REPUBLIKA.CO.ID, JAKARTA -- Wakil Kepala Penerbitan Yudhistira Ghalia Indonesia, Djadja Subagdja memastikan akan menarik buku IPS kelas VI terbitan Yudhistira yang menuliskan Yerusalem sebagai Ibu Kota Israel. Djadja mengakui, kesalahan dalam buku tersebut sangat memalukan dan mencederai perjuangan masyarakat Palestina.
"Setelah kami rundingkan kembali, Insya Allah buku tersebut akan ditarik. Sebelumnya, kami juga telah memohon maaf yang sedalam-dalamnya kepada berbagai pihak," ungkap Djadja kepada Republika, Rabu (13/12).
(Baca juga: KPAI Jadwalkan Pemanggilan Penerbit Buku Yudhistira)
Dia meyakinkan, penulisan Yerusalem sebagai Ibu Kota Israel pada buku IPS terbitan Yudhistira bukanlah hal yang disengaja melainkan semata-mata karena kekeliruan dalam hal pengutipan sumber, serta keluputan saat proses pengeditan buku.
Djadja yang juga menjabat sebagai pengurus Ikatan Penerbit Indonesia (IKAPI) menyebutkan bahwa saat ini IKAPI bersama Kementerian Komunikasi dan Informatika (Kemenkominfo) sedang menyusun standar kerja untuk dunia penerbitan.
"Besok itu akan ada konvensi, karena sebelumnya sudah ada rapat prakonvensi. Jadi kalau misalkan besok disetujui, maka tahun depan akan sudah terbentuk lembaga sertifikasi para pekerja perbukuan," ungkap Djadja.
Dengan terbentuknya standar kerja tersebut, Djadja berharap, akan bisa memperbaiki dan meningkatkan kualitas penerbitan buku di Indonesia. Sehingga, kesalahan-kesalahan yang terjadi kali ini tidak akan terulang.
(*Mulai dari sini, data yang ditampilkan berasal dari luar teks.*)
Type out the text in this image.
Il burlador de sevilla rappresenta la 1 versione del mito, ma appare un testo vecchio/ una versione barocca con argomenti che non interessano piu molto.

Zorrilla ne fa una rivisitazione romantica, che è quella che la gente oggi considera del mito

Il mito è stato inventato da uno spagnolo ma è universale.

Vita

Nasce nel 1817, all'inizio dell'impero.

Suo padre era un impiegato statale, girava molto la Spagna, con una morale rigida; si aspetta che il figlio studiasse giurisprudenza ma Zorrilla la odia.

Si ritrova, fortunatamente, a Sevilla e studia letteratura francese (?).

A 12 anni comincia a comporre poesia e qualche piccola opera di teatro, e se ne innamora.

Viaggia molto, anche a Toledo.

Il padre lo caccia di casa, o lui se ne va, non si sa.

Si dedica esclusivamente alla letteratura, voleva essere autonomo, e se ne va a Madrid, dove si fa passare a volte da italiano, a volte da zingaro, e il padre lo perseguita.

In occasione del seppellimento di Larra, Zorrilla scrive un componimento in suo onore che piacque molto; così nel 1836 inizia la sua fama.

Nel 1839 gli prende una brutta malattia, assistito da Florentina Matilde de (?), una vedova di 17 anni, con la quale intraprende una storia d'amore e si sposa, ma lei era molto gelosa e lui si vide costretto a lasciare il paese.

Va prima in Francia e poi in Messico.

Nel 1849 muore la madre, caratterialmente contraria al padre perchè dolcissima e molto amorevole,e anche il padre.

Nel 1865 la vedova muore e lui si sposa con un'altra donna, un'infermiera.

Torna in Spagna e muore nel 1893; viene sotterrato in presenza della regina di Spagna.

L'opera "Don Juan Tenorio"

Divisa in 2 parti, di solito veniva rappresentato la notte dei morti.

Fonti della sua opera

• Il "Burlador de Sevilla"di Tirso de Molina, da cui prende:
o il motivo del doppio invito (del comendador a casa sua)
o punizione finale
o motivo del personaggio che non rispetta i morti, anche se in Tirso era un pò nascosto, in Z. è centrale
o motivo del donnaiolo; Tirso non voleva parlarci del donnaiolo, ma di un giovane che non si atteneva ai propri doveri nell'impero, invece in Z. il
Sebelumnya, masyarakat mengeluhkan sejumlah buku IPS kelas VI yang menuliskan Yerusalem sebagai Ibu Kota Israel. Kesalahan penulisan tersebut tertulis pada sejumlah buku IPS, seperti pada buku IPS kelas VI terbitan Yudhistira, lalu karangan Sutoyo dan Leo Agung, serta buku karangan Irawan Sadad Sadiman dan Shendy Amalia yang diterbitkan oleh Pusat Perbukuan Departemen Pendidikan Nasional.